Earlier this year, gonorrhea was named among 11 types of bacteria that health experts believe pose the greatest threats to human health because they are in urgent need of new antibiotics.

Marc Sprenger, WHO's director of antimicrobial resistance, said there's an urgent need for drugs and tests to prevent, diagnose and treat gonorrhea.

More specifically, Sprenger said, the health community needs new antibiotics, a long term vaccine to prevent the infection and tests that will predict with accuracy if an antibiotic will work on a particular infection.

Gonorrhea has developed resistance to nearly every class of antibiotics used to treat it such as penicillin, tetracycline and fluoroquinolones, the CDC said.

"It's important to understand that ever since antibiotics appeared on the scene, Neisseria gonorrhoeae has been fairly quick in developing resistance to all the classes of antibiotics that have been thrown at it," Manica Balasegaram, director of the Global Antibiotic Research and Development Partnership, told reporters.

From 2009-2014 the WHO says that several countries discovered a widespread resistance to drugs used to treat gonorrhea like ciprofloxacin, azithromycin and even last resort treatments such as extended-spectrum cephalosporins (ESCs), the health organization said.

In 2016, the organization began advising doctors to switch to a two-drug combination: ceftriaxone and azithromycin after more than 50 countries reported that ESCs were no longer effective in some cases.

Why drugs stop working?

The sexually transmitted infection is becoming resistant to the usual recommended treatments around the world and creating new antibiotics is "not very attractive for commercial pharmaceutical companies," the WHO said.

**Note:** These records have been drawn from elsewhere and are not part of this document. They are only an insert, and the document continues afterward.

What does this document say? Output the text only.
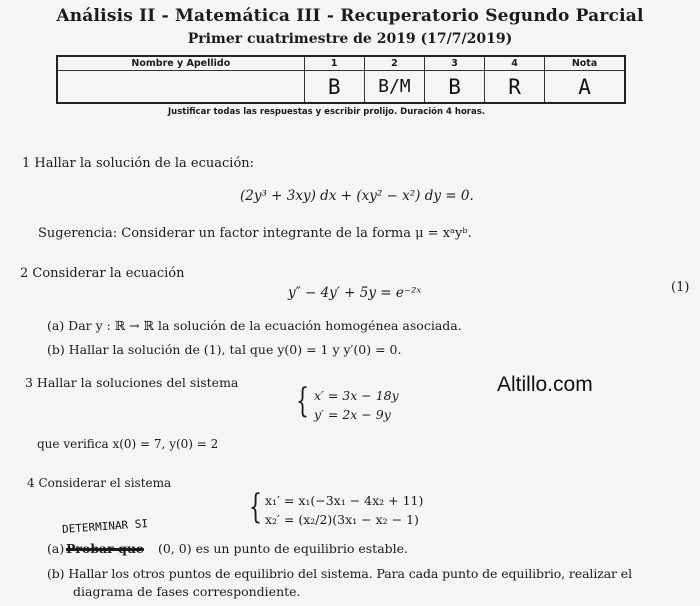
Análisis II - Matemática III - Recuperatorio Segundo Parcial
Primer cuatrimestre de 2019 (17/7/2019)
Nombre y Apellido	1	2	3	4	Nota
	B	B/M	B	R	A
Justificar todas las respuestas y escribir prolijo. Duración 4 horas.
1 Hallar la solución de la ecuación:
(2y³ + 3xy) dx + (xy² − x²) dy = 0.
Sugerencia: Considerar un factor integrante de la forma μ = xᵃyᵇ.
2 Considerar la ecuación
y″ − 4y′ + 5y = e⁻²ˣ	(1)
(a) Dar y : ℝ → ℝ la solución de la ecuación homogénea asociada.
(b) Hallar la solución de (1), tal que y(0) = 1 y y′(0) = 0.
3 Hallar la soluciones del sistema { x′ = 3x − 18y
y′ = 2x − 9y
que verifica x(0) = 7, y(0) = 2
Altillo.com
4 Considerar el sistema
{ x₁′ = x₁(−3x₁ − 4x₂ + 11)
x₂′ = (x₂/2)(3x₁ − x₂ − 1)
DETERMINAR SI
(a) Probar que (0, 0) es un punto de equilibrio estable.
(b) Hallar los otros puntos de equilibrio del sistema. Para cada punto de equilibrio, realizar el
diagrama de fases correspondiente.
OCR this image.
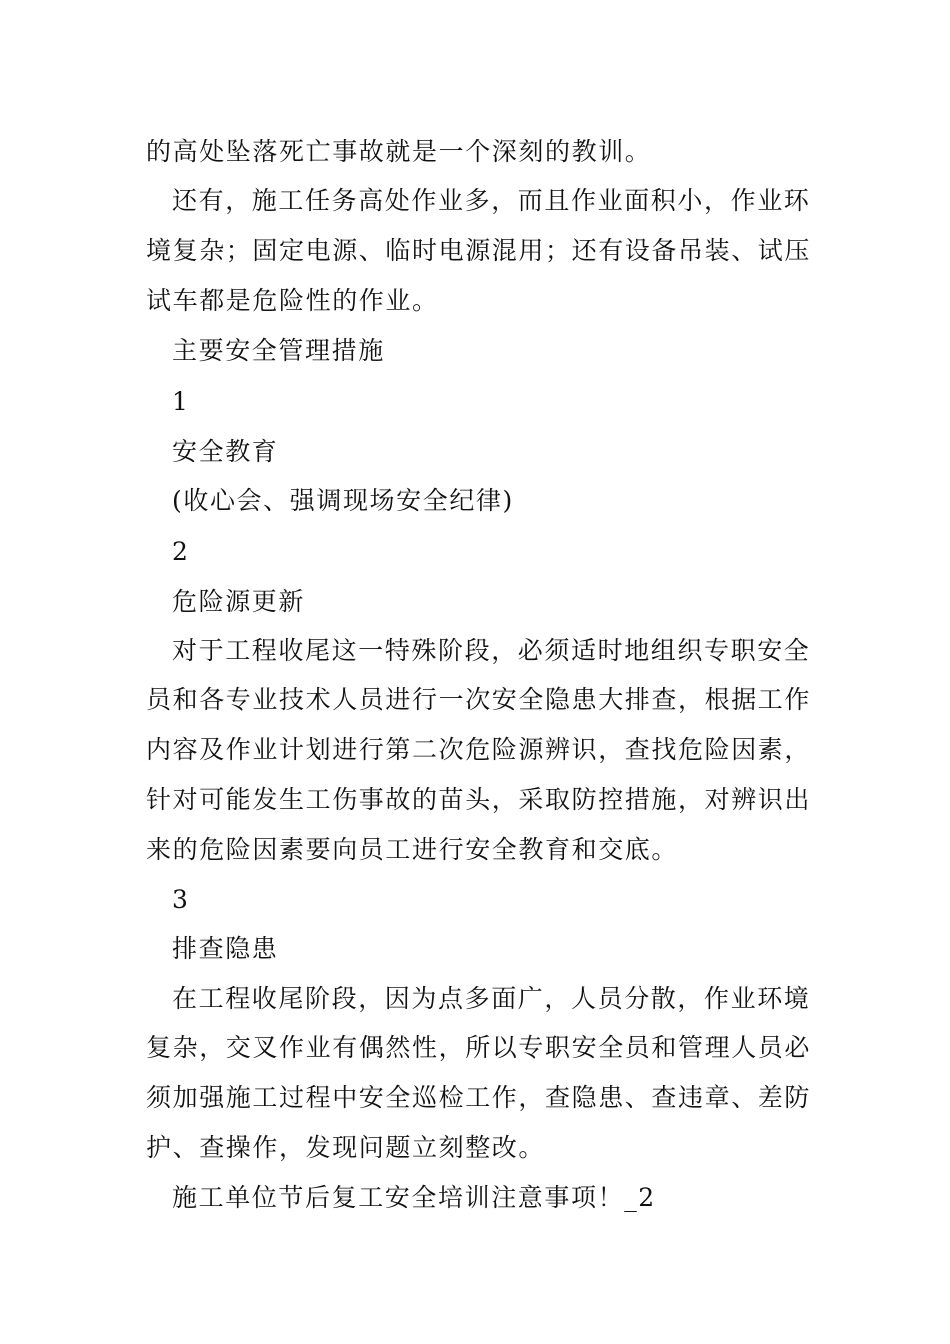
的高处坠落死亡事故就是一个深刻的教训。
还有，施工任务高处作业多，而且作业面积小，作业环
境复杂；固定电源、临时电源混用；还有设备吊装、试压
试车都是危险性的作业。
主要安全管理措施
1
安全教育
(收心会、强调现场安全纪律)
2
危险源更新
对于工程收尾这一特殊阶段，必须适时地组织专职安全
员和各专业技术人员进行一次安全隐患大排查，根据工作
内容及作业计划进行第二次危险源辨识，查找危险因素，
针对可能发生工伤事故的苗头，采取防控措施，对辨识出
来的危险因素要向员工进行安全教育和交底。
3
排查隐患
在工程收尾阶段，因为点多面广，人员分散，作业环境
复杂，交叉作业有偶然性，所以专职安全员和管理人员必
须加强施工过程中安全巡检工作，查隐患、查违章、差防
护、查操作，发现问题立刻整改。
施工单位节后复工安全培训注意事项！_2
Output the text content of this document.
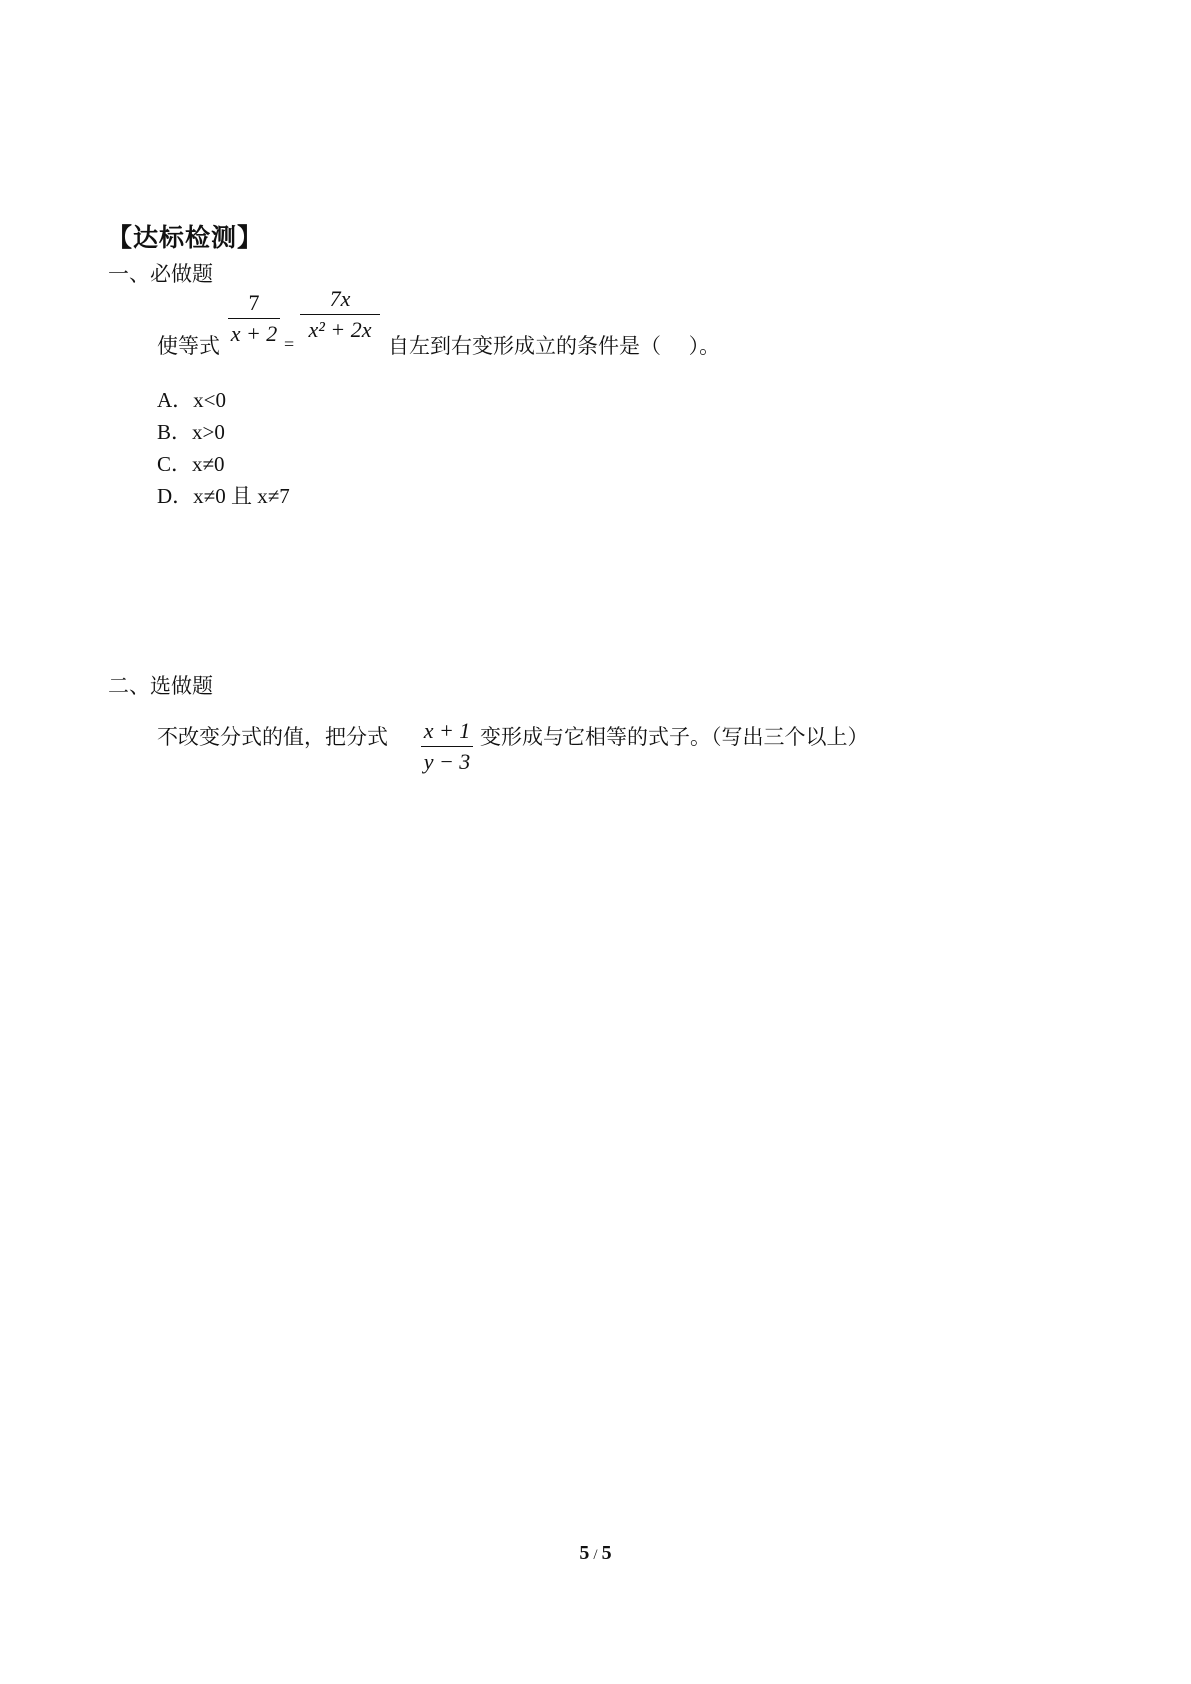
【达标检测】
一、必做题
使等式
7
x + 2 =
7x
x² + 2x
自左到右变形成立的条件是（　 ）。
A．x<0
B．x>0
C．x≠0
D．x≠0 且 x≠7
二、选做题
不改变分式的值，把分式 x + 1
y − 3
变形成与它相等的式子。（写出三个以上）
5 / 5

Gonorrhea symptoms include a burning sensation when urinating and unusual discharge from the penis or vagina. Left untreated, the infection can cause serious health problems including long-term abdominal pain and pelvic inflammatory disease, which could lead to ectopic pregnancy and infertility.

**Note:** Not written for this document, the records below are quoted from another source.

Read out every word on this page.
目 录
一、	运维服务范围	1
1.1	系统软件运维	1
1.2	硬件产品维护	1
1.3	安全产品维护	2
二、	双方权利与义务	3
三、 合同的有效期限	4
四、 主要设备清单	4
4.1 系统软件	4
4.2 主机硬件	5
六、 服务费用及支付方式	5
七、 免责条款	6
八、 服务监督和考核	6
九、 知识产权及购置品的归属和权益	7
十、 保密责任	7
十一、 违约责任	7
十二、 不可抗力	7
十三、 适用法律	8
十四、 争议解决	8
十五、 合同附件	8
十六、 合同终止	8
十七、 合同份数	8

But most people who are infected do not have any symptoms and in some cases, doctors mistakenly diagnose gonorrhea, health officials said.

Using antibiotics improperly is contributing to the development of antibiotic resistance in gonorrhea as well as other bacterial diseases, health officials said.

In the US, the CDC recommends a two-drug regimen -- ceftriaxone and azithromycin -- for treating gonorrhea.

Last year, a cluster of infections in Hawaii did not succumb as easily to the antibiotics as infections have in the past.

"Since 2005, we have seen four isolated cases that showed resistance to both drugs. But the Hawaii cases are the first cluster we have seen with reduced susceptibility to both drugs," said Paul Fulton Jr., a spokesman for the CDC.